It is consulting on even tougher penalties for those who evade tax through offshore structures, ahead of the introduction of the fresh data-sharing arrangements with authorities in the Crown Dependencies and British Overseas Territories (CDs and BOTs). Automatic exchange of information on financial accounts held by UK taxpayers in the CDs and BOTs will initiate in October, single year priorto a wider Common Reporting Standard (CRS) will initiate to introduce the same arrangements at a global level.

HMRC will also introduce a fresh Worldwide Disclosure Facility (WDF) from 5 September 2016. The WDF will not offer any special terms, as was the case with HMRC’s previous disclosure facilities; but will grant those with outstanding tax to pay to locate their affairs in order.

The plans are portion of HMRC’s desire to get “tougher on tax evasion”, according to Jennie Granger, director general of enforcement and compliance at the authority.

“We will discover those who reflect they can dodge paying tax in this nation,” she said.

“We’ve closed aged disclosure facilities, increased penalties and ramped up our powers to tackle evaders and those that assist others evade – the days of any safe havens for tax evaders are numbered. Our message is simple -–come to us and pay the tax and penalties that are due, priorto we target you with the introduction of even tougher sanctions and game-changing data,” she said.

The consultation sets out a fresh requirement for those that possess not yet paid UK tax due on historical offshore interests to do so by September 2018, priorto the fresh automatic exchange of information agreements come into full effect the following month. Those that do not meet the requirements by this date would be subject to a fresh set of legal sanctions for “failing to correct”.

HMRC has locate forward two potential penalty models for consultation: a simple approach, with a minimum penalty of 100% and maximum penalty of 200% of the unpaid tax; or a variable approach, in which penalties would be charged at three levels depending on the circumstances, amount owed and whether the disclosure was ‘prompted’ or ‘unprompted’. Penalties would be levied in entire cases unless the taxpayer could demonstrate a “reasonable excuse” for not meeting their obligations, and would be reduced depending on the extent to which the taxpayer cooperates with HMRC.

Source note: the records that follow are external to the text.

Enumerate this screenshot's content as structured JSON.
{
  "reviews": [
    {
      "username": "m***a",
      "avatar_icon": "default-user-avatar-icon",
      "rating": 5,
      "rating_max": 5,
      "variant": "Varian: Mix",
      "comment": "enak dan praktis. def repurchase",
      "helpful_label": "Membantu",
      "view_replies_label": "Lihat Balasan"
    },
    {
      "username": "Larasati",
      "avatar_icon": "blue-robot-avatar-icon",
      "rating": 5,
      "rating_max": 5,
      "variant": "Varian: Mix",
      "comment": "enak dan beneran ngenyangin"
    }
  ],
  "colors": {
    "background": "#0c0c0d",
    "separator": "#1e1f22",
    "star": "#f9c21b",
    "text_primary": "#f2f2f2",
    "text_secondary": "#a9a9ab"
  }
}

In its consultation, which closes on 19 October, HMRC acknowledged that both proposed penalty models were “set at a high level compared with the standard penalties as they stand at the moment”. However, it noted that those subject to the fresh penalties would possess “committed an original offence, they will possess failed to come forward beneath any previous disclosure facility and will now also possess failed to correct beneath the fresh legal obligation”.

“This is a significant failure on the taxpayer’s portion and we feel it should therefore attract increased rates of penalty compared with the standard penalties for offshore evasion,” HMRC said.

The fresh penalty regime will operate in addition to previously-announced measures affecting “entire those involved in offshore tax evasion”, according to HMRC. These include a fresh ‘strict liability’ criminal offence of failing to declare offshore earnings and gains, increased civil sanctions for offshore tax evaders and fresh civil sanctions for ‘enablers’ of offshore evasion.

“We possess seen a number of disclosure facilities come and depart, but the recent raft of consultation documents build it clear that HMRC is genuinely clamping down on those who evade taxes,” said tax expert Fiona Fernie of Pinsent Masons, the law firm behind

“This really is the endure chance saloon – once HMRC receives information beneath UK FATCA and CRS it will no longer crave to rely on taxpayers to come forward. Those who possess not taken advantage of the WDF or the RTC will possess no excuses, and will be sanctioned accordingly,” she said.